Where they are now is a dark place, burdened by persistent calls from creditors and bills that may never be paid, the director said. Vendors hired by NComputing told this newspaper the company owes them tens of thousands of dollars, and they weren’t sure when — or if — they would get paid.

NComputing had two rounds of layoffs last year, the first in November and the second just before Christmas, which included several executives and chiseled close to two dozen employees from the company’s workforce of 130, according to those who had been fired.

Last quarter, according to a former employee, sales were 25 percent short of expectation. Because the company is private, financial information available to the public is very limited.

The layoffs began after Song returned in October to replace CEO Raj Dhingra, who led the company from 2011 to 2014.

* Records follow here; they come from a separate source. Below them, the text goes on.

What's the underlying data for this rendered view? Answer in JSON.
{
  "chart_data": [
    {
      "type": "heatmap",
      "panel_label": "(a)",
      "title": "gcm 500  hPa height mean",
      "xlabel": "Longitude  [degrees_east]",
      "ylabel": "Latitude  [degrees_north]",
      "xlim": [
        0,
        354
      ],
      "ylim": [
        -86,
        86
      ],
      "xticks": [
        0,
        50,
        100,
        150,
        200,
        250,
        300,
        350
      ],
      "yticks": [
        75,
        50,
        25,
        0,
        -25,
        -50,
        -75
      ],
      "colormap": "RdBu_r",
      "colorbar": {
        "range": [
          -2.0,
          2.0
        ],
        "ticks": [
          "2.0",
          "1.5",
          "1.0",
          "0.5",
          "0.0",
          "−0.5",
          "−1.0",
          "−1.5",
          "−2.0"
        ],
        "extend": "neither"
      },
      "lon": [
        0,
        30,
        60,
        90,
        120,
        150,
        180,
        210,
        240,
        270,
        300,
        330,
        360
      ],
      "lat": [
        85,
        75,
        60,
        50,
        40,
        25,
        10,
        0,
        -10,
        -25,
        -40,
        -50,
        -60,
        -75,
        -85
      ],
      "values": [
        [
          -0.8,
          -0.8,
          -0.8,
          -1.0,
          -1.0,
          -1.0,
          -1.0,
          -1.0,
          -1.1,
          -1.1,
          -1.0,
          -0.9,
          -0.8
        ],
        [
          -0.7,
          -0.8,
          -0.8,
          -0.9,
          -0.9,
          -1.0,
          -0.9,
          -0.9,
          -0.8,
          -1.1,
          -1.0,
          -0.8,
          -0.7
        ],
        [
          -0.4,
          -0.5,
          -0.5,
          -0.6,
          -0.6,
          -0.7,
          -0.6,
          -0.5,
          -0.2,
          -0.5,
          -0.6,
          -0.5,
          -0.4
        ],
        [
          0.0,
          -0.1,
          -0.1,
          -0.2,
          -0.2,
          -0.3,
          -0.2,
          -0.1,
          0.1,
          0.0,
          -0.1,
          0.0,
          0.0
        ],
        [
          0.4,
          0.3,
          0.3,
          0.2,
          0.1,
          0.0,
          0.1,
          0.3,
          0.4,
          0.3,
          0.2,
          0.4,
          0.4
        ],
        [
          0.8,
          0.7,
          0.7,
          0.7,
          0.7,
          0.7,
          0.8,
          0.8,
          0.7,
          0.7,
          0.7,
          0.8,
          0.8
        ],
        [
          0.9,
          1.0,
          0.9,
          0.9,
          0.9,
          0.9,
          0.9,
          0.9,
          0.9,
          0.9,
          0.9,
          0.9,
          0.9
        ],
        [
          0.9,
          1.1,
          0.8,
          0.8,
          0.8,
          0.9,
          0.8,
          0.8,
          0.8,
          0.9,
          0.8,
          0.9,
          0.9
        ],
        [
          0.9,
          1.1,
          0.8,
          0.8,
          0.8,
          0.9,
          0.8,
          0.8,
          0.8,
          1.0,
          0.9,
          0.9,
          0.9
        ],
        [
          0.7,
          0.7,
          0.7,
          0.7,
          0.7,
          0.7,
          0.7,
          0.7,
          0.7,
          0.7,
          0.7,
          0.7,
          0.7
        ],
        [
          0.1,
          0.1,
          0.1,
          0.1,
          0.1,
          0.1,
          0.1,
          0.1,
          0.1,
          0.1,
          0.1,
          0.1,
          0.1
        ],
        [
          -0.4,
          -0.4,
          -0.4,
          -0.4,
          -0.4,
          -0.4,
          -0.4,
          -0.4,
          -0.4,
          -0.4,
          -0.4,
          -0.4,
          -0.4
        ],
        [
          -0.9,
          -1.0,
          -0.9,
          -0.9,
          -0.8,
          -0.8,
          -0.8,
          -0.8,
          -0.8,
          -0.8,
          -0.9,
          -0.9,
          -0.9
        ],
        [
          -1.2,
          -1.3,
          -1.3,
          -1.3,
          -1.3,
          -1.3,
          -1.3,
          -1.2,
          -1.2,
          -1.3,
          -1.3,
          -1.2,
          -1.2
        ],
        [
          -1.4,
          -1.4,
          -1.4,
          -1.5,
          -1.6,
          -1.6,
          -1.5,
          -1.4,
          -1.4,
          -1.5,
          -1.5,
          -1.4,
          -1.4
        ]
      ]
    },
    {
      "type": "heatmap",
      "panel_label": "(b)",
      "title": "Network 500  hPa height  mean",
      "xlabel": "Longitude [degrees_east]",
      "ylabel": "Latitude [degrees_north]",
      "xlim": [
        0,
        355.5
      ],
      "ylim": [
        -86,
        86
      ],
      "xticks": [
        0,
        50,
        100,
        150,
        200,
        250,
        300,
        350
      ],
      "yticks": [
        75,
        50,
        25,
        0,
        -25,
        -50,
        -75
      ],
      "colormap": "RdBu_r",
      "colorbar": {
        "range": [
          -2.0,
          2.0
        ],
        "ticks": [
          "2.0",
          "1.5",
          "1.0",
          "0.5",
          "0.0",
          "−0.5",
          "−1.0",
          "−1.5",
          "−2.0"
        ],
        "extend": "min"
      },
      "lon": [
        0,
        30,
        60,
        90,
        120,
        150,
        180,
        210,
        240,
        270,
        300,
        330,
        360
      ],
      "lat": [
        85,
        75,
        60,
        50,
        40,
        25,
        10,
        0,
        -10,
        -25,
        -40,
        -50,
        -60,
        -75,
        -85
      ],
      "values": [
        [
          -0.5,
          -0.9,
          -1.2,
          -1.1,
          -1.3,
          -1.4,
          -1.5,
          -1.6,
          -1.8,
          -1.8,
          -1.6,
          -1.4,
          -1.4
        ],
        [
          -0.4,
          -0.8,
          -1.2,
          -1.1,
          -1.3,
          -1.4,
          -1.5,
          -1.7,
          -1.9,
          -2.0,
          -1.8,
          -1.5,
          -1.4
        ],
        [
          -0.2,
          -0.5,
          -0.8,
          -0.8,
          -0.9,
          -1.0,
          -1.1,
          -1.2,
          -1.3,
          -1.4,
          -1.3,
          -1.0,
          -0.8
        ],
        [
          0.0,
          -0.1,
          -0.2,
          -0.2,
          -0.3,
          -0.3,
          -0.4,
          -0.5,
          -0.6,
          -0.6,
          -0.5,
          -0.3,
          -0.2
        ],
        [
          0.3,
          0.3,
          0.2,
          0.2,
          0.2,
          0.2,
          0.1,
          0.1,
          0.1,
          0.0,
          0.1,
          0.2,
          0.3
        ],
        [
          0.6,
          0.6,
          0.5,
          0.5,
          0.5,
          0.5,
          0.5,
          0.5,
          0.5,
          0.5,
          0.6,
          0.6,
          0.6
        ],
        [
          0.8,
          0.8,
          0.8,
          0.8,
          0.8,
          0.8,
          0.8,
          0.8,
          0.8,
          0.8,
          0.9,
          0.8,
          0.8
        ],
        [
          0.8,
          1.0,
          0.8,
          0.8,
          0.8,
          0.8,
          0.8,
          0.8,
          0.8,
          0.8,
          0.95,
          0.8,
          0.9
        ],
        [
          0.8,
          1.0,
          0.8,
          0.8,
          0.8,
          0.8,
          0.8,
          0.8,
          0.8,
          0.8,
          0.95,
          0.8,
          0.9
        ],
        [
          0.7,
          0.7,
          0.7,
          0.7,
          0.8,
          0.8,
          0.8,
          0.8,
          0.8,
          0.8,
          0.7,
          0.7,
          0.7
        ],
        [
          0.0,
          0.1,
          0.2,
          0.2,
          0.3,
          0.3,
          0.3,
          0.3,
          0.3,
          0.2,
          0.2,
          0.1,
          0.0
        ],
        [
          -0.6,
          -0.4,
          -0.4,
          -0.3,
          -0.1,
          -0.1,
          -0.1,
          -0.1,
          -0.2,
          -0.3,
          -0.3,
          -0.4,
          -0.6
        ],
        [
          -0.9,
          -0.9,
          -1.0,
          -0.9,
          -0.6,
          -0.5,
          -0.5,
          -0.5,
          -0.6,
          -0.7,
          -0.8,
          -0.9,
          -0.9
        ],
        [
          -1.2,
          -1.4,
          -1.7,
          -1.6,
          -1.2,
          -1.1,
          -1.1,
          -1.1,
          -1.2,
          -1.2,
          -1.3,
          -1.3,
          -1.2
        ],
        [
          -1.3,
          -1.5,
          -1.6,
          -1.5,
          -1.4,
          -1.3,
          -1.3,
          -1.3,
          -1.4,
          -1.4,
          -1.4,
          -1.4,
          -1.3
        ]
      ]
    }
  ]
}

“I came back to my founded company to revive it,” Song wrote in his message to this newspaper. “Sometimes, we have to reduce the workforce to optimize our survival and success.”

NComputing’s undoing is the result of lackluster new products that didn’t give the company the boost it had hoped, mismanagement of resources and painfully long wait times for upgrades for existing software, according to former employees and industry experts. NComputing also suffers from a dearth of North American customers; the brand is largely unknown, particularly next to competitors Dell and Hewlett-Packard. Much of that is because the company uses middlemen to sell its products, analysts say.

In the third quarter last year, NComputing’s market share slipped to 9 percent from 15.9 percent the same period the year before, and the number of units it sold to customers fell 45 percent, according to research firm IDC. In the first quarter last year, the company saw a 20 percent decline compared with 2013.

“I think that NComputing has reached the end of its capabilities,” said Clive Longbottom, an analyst with research firm Quocirca. “Without crossing the chasm to get to the next stage, it will remain a small company — and one that just withers and dies.”

Despite the slip last year, revenue remained strong — $140 million, a 56 percent increase over 2013, according to financial research firm PrivCo. However, analysts say the company was probably burning through cash at an even quicker pace to develop new products, which ultimately didn’t sell as well as company leaders promised.

“Result is that the company is bleeding cash,” said Sam Hamadeh, founder and CEO of PrivCo.

NComputing has been supported by venture capitalists who have invested close to $58 million. VCs say the company has spent most of that money; its last funding round was in 2012.

Moreover, NComputing built a business selling devices for cheap, and while that made them successful in developing nations, it didn’t generate the big sales the company needed.

“The combination of the small average selling price and the long sales cycle made NComputing become an enormous cash Hoover vacuum,” Hamadeh said. “NComputing is likely this year to become dinner than to end up with a seat at the table.”